Am I making sense? I mean, I know what I mean and I hope you do too. 🙂
I want to wear (and I do) what I think is beautiful, cute, and sexy. Little black dresses look amazing on anyone and I love wearing them. I think a cute skirt and boots look very cute so I wear them.
Corsets are sexy so I wear them (I mean, aside from how functional and practical they are). This thinking can also cover what I think is, and would be fun to wear. Whenever the calendar is flipped to October I start to think (and dream) about what Hannah will be for Halloween. There is a seemingly endless list of options and each year I dream about what I am going to dress as.
I admit that some of the costumes are almost, well, cliches. Television shows and movies that have costume parties almost always have a girl wearing a schoolgirl outfit. Or a girl wearing lingerie and cat ears. You get the idea. French maids are also pretty common. I had always wanted to wear a French maid outfit. Like lingerie they always seemed so… elaborate. The skirt floofed out with a white petticoat, fishnet stockings, a cute little apron, patent leather stilettos…
Wearing a French maid outfit was on my wish list and I finally accomplished this milestone at my most recent photo shoot. I love looking at these photos and I think I nailed the look I was going for.
But as I mentioned before, my wish list is dwindling and it’s bittersweet crossing things off of the list. Like finishing your reading list. It’s like, well, what do I read (or wear) next? I like setting goals and trying to accomplish them. It all sounds so silly (and probably a little shallow) to think like this. But like my gender identity, this is how I am wired. I was born this way.
It’s a little funny to see clothes in such two completely, almost contradictory, ways. One one hand clothes are pieces of fabric sewn together to cover our skin. On the other hand, clothes are EVERYTHING. Wearing leggings keeps someone warm, but wearing leggings are OMG, comfortable and a way to connect to my femme side, my other gender identity. Panties are not JUST underwear, they are a small and beautiful way for me to stay in touch with my femme self when I am in boy mode. I think society gets waaaaay too worked up when it comes to who wears what. The world (for the most part) loses its mind when a boy wears nail polish. When the world’s collective mind has a meltdown about a boy wearing a skirt I think it’s a huge overreaction to someone wearing a piece of fabric. But at the same time, clothes are MORE than a simple piece of fabric. Clothes can, and do, shape our confidence and our perspective. I wouldn’t be surprised if there was something in your closet or drawers that makes you feel cute, beautiful, or sexy.
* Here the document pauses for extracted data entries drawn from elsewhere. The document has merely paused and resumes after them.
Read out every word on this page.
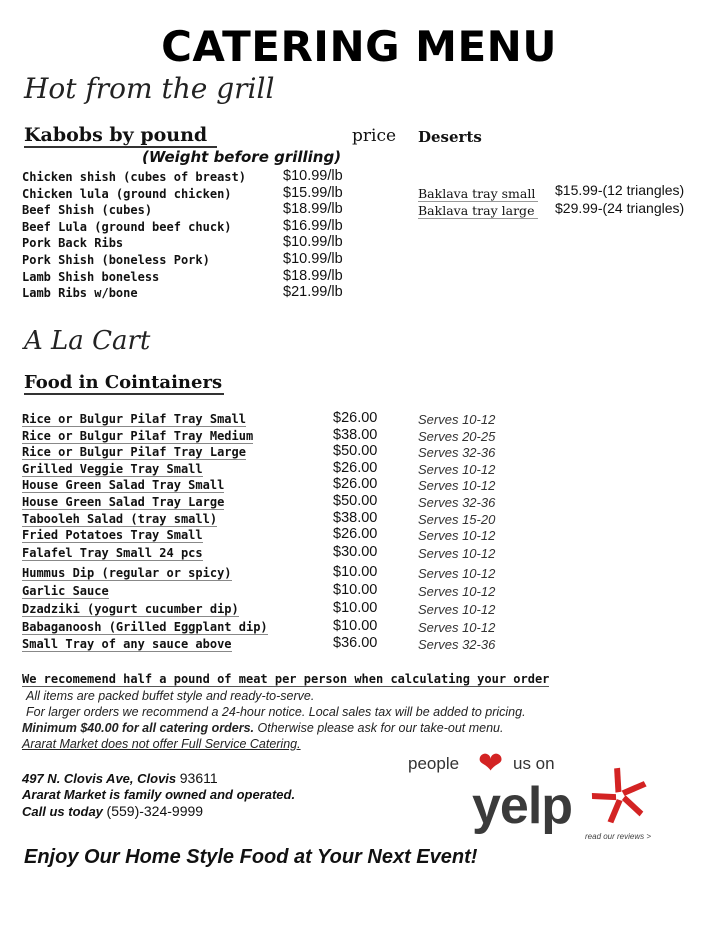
CATERING MENU
Hot from the grill
Kabobs by pound
(Weight before grilling)
price Deserts
Chicken shish (cubes of breast)	$10.99/lb
Chicken lula (ground chicken)	$15.99/lb
Beef Shish (cubes)	$18.99/lb
Beef Lula (ground beef chuck)	$16.99/lb
Pork Back Ribs	$10.99/lb
Pork Shish (boneless Pork)	$10.99/lb
Lamb Shish boneless	$18.99/lb
Lamb Ribs w/bone	$21.99/lb
Baklava tray small $15.99-(12 triangles)
Baklava tray large $29.99-(24 triangles)
A La Cart
Food in Cointainers
Rice or Bulgur Pilaf Tray Small	$26.00	Serves 10-12
Rice or Bulgur Pilaf Tray Medium	$38.00	Serves 20-25
Rice or Bulgur Pilaf Tray Large	$50.00	Serves 32-36
Grilled Veggie Tray Small	$26.00	Serves 10-12
House Green Salad Tray Small	$26.00	Serves 10-12
House Green Salad Tray Large	$50.00	Serves 32-36
Tabooleh Salad (tray small)	$38.00	Serves 15-20
Fried Potatoes Tray Small	$26.00	Serves 10-12
Falafel Tray Small 24 pcs	$30.00	Serves 10-12
Hummus Dip (regular or spicy)	$10.00	Serves 10-12
Garlic Sauce	$10.00	Serves 10-12
Dzadziki (yogurt cucumber dip)	$10.00	Serves 10-12
Babaganoosh (Grilled Eggplant dip)	$10.00	Serves 10-12
Small Tray of any sauce above	$36.00	Serves 32-36
We recomemend half a pound of meat per person when calculating your order
All items are packed buffet style and ready-to-serve.
For larger orders we recommend a 24-hour notice. Local sales tax will be added to pricing.
Minimum $40.00 for all catering orders. Otherwise please ask for our take-out menu.
Ararat Market does not offer Full Service Catering.
497 N. Clovis Ave, Clovis 93611
Ararat Market is family owned and operated.
Call us today (559)-324-9999
people ❤ us on
yelp
read our reviews >
Enjoy Our Home Style Food at Your Next Event!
A French maid costume (or a skirt or a LBD or whatever) is sewn together with pieces of fabric and is nothing more than that. But on the other side of the coin the clothes can be a milestone. Wearing something you have dreamed about for years is, in a way, an accomplishment. It’s crossing something off your wish list. It’s kind of… well, funny that such a sexy costume can make me feel such a myriad of emotions. I felt cute but also a little… well, bittersweet (goodness I am using this word a lot here but if the stiletto fits…). In some ways the costume, like my lingerie shoot, signified getting near the end of my”to-wear” list.
I’m not quite done yet with my list but if you have some ideas, I would LOVE to hear them, lol.